Resisting or opposing without violence is incredibly vague and allows for prosecutors to stack on additional charges (which add pressure for defendants to accept plea agreements). What constitutes resisting can apparently be as little as tensing an arm or moving as restraints are being applied. That creates a dangerously fluid and subjective basis for criminal charge, even a misdemeanor.
The most serious charge is the third-degree felony which can lead to up to five years in prison. Yet, the police charges refer ambiguously to “officers observed the defendant enticing the crowd with music from speakers.”
Enticing with music? That seems a pretty dangerous foundation for a serious criminal offense of rioting. Washington made this point, though he seemed to admit to breaking he curfew in an interview where he declared “I’m sorry for breaking curfew. I didn’t start no riot. At the end, I feel like somebody had to get in trouble and since I had the speaker and the big problems were gone, they locked me up.”

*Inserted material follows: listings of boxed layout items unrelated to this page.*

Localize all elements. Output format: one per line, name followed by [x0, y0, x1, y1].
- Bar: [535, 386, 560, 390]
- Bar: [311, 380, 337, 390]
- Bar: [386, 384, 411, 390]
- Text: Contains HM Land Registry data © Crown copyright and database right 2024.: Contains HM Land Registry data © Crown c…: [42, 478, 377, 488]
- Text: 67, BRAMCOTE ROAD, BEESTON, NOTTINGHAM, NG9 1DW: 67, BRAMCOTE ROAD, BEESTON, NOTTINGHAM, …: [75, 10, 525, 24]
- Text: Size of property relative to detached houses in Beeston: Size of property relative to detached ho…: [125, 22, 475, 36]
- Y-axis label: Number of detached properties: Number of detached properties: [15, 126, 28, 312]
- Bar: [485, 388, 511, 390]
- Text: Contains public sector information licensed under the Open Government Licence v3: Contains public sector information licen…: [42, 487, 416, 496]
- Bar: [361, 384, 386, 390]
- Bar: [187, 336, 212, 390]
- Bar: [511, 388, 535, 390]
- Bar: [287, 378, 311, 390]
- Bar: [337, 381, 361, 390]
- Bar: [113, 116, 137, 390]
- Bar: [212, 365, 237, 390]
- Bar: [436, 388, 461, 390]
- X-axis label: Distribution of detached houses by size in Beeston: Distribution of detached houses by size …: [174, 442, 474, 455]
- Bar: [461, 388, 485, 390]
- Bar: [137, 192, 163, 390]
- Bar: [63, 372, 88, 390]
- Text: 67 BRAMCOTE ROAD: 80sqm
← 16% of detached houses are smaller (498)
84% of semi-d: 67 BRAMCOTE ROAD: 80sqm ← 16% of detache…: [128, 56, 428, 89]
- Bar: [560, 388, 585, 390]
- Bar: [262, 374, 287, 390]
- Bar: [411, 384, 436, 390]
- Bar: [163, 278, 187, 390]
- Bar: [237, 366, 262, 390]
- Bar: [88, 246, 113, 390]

I have to agree with Washington on the basis of the riot charges. If the police have evidence of Washington’s rioting, they should produce that evidence. Playing music certainly can breach the peace and gather a crowd. It is not an element to the crime of rioting in my view.
Here are the provisions:
870.01 Affrays and riots.—(1) All persons guilty of an affray shall be guilty of a misdemeanor of the first degree, punishable as provided in s. 775.082 or s. 775.083.(2) All persons guilty of a riot, or of inciting or encouraging a riot, shall be guilty of a felony of the third degree, punishable as provided in s. 775.082, s. 775.083, or s. 775.084.
870.02 Unlawful assemblies.—If three or more persons meet together to commit a breach of the peace, or to do any other unlawful act, each of them shall be guilty of a misdemeanor of the second degree, punishable as provided in s. 775.082 or s. 775.083.870.03 Riots and routs.—If any persons unlawfully assembled demolish, pull down or destroy, or begin to demolish, pull down or destroy, any dwelling house or other building, or any ship or vessel, each of them shall be guilty of a felony of the third degree, punishable as provided in s. 775.082, s. 775.083, or s. 775.084.